The Ottawa Group is mindful of the fact that some of the proposed CBMs cannot be undertaken in the absence of stability in other aspects of the relationship but they can, at least, contribute to the creation of a “virtuous cycle;” an atmosphere in which progressively more ambitious steps can be taken in all fields of confidence-building. In the ultimate analysis, however, India and Pakistan representing the most uneasy nuclear equation in today’s world will have to move beyond CBMs and purposefully get involved in conflict resolution.

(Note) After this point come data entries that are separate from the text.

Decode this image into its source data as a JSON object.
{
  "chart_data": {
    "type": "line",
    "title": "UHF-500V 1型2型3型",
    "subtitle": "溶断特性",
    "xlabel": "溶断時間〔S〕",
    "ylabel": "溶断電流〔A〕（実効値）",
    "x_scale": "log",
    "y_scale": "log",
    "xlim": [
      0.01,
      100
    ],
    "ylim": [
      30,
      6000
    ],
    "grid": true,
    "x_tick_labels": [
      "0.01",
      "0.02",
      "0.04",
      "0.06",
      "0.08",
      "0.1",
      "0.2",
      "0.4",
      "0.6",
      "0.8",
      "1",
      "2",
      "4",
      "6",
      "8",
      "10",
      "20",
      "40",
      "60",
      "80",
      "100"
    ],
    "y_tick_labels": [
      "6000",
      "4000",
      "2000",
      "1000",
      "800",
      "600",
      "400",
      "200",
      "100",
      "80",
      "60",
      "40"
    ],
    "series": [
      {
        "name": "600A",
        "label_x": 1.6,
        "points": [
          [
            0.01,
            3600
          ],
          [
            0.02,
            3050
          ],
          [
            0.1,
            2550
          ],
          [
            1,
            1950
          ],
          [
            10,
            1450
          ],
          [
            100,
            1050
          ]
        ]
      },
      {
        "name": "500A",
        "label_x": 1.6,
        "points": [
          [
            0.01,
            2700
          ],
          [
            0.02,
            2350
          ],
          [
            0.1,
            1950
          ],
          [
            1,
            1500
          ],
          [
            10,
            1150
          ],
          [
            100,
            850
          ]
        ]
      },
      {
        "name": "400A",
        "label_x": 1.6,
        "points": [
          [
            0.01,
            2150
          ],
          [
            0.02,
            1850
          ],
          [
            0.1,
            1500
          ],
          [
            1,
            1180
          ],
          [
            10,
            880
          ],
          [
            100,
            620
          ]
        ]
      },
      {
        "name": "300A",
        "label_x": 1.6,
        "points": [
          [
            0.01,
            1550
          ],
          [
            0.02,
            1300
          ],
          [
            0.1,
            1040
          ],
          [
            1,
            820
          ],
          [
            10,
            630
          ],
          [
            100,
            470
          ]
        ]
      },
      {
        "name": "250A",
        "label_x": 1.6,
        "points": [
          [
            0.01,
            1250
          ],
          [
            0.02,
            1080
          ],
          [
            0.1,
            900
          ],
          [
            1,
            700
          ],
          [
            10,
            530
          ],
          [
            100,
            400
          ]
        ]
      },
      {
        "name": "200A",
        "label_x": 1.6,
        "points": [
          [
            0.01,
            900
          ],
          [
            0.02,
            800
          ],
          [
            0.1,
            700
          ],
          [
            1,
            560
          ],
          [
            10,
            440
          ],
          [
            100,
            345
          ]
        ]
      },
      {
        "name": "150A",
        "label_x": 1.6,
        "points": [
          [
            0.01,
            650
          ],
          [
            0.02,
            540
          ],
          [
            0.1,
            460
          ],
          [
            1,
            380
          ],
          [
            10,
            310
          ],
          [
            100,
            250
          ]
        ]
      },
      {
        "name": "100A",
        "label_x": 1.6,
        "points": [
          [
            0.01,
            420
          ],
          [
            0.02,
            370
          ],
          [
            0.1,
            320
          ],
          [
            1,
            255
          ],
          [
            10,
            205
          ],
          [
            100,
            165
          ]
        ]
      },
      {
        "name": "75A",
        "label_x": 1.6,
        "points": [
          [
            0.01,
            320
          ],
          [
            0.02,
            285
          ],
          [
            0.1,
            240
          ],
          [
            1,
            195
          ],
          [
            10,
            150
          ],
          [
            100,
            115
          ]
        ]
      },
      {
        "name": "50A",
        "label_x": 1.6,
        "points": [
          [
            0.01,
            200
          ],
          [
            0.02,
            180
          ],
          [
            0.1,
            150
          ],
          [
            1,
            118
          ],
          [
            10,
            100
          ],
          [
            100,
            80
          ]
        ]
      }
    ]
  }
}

Steady improvement in their relations requires fundamental changes in the way they deal with each other. A clearer framework of principles is needed on the basis of which to organise future relations. India, being the biggest country in South Asia, must lead the way by discarding hegemonic designs in the region.

For both India and Pakistan, peace and prosperity must now become the strategic priority. Mutual renunciation of the use of force for settlement of their outstanding disputes including the Kashmir issue will ensure a stable and peaceful neighbourhood conducive to harnessing the region’s vast untapped economic potential.